Mill simply asserts that economic phenomena are mechanical: that the basic economic causal factors continue to act as component “forces” in the total complicated effect (1843, 6.7.1). Such a supposition is implicit in many applications of economic models. I see no justification for it other than the empirical confirmation of the implications of composing the effects of multiple causes. For an illustration of how Mill treats economic phenomena as mechanical, see his discussion of the combined effects on rents, profits, and wages of an increase in capital and labor and of technological change (1871, book IV, chapter 3).
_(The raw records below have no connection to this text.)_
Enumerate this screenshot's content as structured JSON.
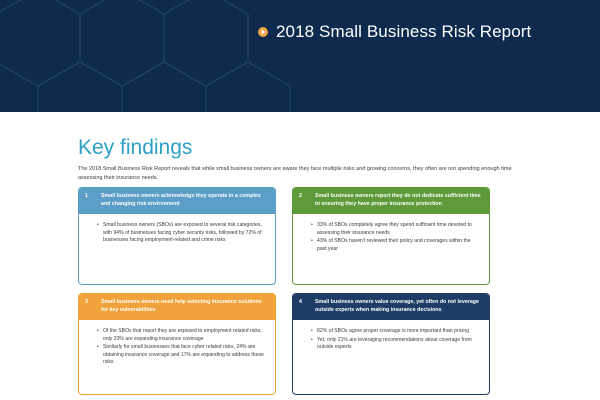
{
  "banner": {
    "title": "2018 Small Business Risk Report",
    "play_icon": "play-circle-icon",
    "colors": {
      "background": "#0e2a4d",
      "accent": "#f0a33a"
    }
  },
  "key_findings": {
    "heading": "Key findings",
    "intro": "The 2018 Small Business Risk Report reveals that while small business owners are aware they face multiple risks and growing concerns, they often are not spending enough time assessing their insurance needs.",
    "heading_color": "#2da0c5"
  },
  "cards": [
    {
      "number": "1",
      "title": "Small business owners acknowledge they operate in a complex and changing risk environment",
      "color": "#5b9ec7",
      "bullets": [
        "Small business owners (SBOs) are exposed to several risk categories, with 94% of businesses facing cyber security risks, followed by 72% of businesses facing employment-related and crime risks"
      ]
    },
    {
      "number": "2",
      "title": "Small business owners report they do not dedicate sufficient time to ensuring they have proper insurance protection",
      "color": "#5f9a3a",
      "bullets": [
        "33% of SBOs completely agree they spend sufficient time devoted to assessing their insurance needs",
        "43% of SBOs haven't reviewed their policy and coverages within the past year"
      ]
    },
    {
      "number": "3",
      "title": "Small business owners need help selecting insurance solutions for key vulnerabilities",
      "color": "#f0a33a",
      "bullets": [
        "Of the SBOs that report they are exposed to employment related risks, only 23% are expanding insurance coverage",
        "Similarly for small businesses that face cyber related risks, 24% are obtaining insurance coverage and 17% are expanding to address these risks"
      ]
    },
    {
      "number": "4",
      "title": "Small business owners value coverage, yet often do not leverage outside experts when making insurance decisions",
      "color": "#1e3d66",
      "bullets": [
        "82% of SBOs agree proper coverage is more important than pricing",
        "Yet, only 21% are leveraging recommendations about coverage from outside experts"
      ]
    }
  ]
}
Since scientists do not know exactly what property a ceteris paribus clause picks out, why regard it as picking out any property at all? Is there enough clarity in the independent specification of a ceteris paribus clause that rules out “other interferences” as in the example just discussed? Does such a specification identify a domain in which the basic “laws” of equilibrium theory are true? One can recognize that the generalizations of equilibrium theory may guide research and help economists to interpret data without regarding them as laws. If the interferences vaguely specified by the implicit ceteris paribus clause are absent, then economists can regard the generalization in that domain as a restricted law.Footnote ¹⁷ Without the limitation to a specific domain provided by the independent specification of the ceteris paribus condition, economists can regard the generalizations of equilibrium theory merely as assumptions in models. To regard inexact general “laws” as merely assumptions in models highlights the elusiveness of ceteris paribus clauses, which I have perhaps understated, and it emphasizes that economists regard inexact “laws” differently when they use them to give explanations than when they rely on them in doing speculative research.
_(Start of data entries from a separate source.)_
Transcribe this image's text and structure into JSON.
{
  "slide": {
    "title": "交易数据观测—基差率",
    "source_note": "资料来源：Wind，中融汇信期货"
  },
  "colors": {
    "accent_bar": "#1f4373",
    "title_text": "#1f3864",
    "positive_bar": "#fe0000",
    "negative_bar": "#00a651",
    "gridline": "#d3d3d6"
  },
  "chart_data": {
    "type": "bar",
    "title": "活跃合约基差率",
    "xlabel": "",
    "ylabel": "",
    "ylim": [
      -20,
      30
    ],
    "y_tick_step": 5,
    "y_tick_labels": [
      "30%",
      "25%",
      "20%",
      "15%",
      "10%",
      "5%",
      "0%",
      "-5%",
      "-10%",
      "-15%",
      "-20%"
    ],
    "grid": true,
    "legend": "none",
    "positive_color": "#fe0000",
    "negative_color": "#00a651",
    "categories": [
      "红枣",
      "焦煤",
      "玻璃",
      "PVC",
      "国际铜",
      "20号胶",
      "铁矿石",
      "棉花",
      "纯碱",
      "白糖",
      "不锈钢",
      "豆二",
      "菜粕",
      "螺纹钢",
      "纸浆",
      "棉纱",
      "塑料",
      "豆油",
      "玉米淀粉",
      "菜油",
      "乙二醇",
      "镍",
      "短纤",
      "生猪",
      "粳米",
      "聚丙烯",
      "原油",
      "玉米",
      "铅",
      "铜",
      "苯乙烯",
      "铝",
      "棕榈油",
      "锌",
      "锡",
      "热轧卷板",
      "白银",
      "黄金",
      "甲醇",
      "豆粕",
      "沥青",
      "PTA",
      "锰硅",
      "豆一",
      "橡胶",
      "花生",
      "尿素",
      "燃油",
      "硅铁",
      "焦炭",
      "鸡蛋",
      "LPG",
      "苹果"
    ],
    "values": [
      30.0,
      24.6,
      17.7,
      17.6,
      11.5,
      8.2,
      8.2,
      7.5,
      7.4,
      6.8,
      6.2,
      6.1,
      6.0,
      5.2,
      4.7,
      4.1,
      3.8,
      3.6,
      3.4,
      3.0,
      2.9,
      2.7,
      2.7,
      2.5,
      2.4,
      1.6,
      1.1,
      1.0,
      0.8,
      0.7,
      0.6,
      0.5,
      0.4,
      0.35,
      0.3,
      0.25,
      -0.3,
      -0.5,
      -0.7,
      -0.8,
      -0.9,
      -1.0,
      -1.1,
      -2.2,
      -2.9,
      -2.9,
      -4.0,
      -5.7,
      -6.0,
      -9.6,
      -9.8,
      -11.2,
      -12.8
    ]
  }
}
Because theorists use basic economic “laws” to try to explain economic phenomena, they cannot regard them as mere assumptions, but must take them as expressing some truth, however rough (see §A.3). Otherwise their attempts to use them to explain economic phenomena would be incomprehensible (Reiss Reference Reiss2012; 2013, chapter 7). At some point, with respect to some domains, economists must construe the assumptions of the basic equilibrium models either as true qualified lawlike assertions or as true statements of tendencies.
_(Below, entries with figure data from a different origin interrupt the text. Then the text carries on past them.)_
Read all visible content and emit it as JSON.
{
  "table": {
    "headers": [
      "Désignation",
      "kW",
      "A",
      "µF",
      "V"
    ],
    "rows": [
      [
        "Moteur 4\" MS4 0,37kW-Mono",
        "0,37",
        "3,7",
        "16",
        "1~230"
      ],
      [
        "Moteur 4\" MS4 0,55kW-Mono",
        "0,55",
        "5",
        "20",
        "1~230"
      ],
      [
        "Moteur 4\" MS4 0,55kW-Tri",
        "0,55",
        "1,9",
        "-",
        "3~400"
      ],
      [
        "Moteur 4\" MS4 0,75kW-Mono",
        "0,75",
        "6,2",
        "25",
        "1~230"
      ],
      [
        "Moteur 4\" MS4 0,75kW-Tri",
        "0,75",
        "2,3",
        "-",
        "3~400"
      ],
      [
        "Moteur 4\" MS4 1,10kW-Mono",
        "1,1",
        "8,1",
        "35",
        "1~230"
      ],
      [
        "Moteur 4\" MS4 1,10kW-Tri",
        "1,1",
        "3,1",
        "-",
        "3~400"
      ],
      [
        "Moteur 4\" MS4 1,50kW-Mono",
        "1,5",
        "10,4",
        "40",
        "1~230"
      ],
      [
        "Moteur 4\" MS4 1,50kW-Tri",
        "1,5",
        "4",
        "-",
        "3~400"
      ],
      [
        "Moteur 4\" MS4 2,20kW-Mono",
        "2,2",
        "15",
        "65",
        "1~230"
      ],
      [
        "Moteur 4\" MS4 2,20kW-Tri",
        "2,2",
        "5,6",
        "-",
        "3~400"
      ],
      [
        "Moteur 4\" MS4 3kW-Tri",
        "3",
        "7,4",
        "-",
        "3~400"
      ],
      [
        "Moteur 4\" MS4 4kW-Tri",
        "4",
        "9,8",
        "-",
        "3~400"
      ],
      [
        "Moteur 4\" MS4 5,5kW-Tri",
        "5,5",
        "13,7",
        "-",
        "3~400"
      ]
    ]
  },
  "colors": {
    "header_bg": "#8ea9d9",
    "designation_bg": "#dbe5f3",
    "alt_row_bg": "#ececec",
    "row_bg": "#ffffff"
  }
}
Countenancing qualified laws forthrightly, one need not make invidious comparisons between the natural sciences and social sciences. One finds instead gradations of inexactness. Scientists strive for exactness, but possessing, as they typically do (whether in economics or chemistry), only qualified generalizations or generalizations with restricted scope, they nevertheless have learned something about their subject matter and can explain some of the phenomena in the domain.

9.6 Conclusions

Mill’s views of tendencies and inexactness are of value only if there is some way to tell whether generalizations express genuine tendencies. Can those generalizations that express tendencies be distinguished from rough generalizations that happen by accident occasionally to give the right answers? Since it is entirely consistent with the claim that $F$ tends to cause $G$ that we observe instances in which $F$ is not followed by $G$, how can claims about tendencies be tested? Chapter 10 attempts to provide the answer that economists from Mill in the first half of the nineteenth century to Lionel Robbins in the first half of the twentieth century have given.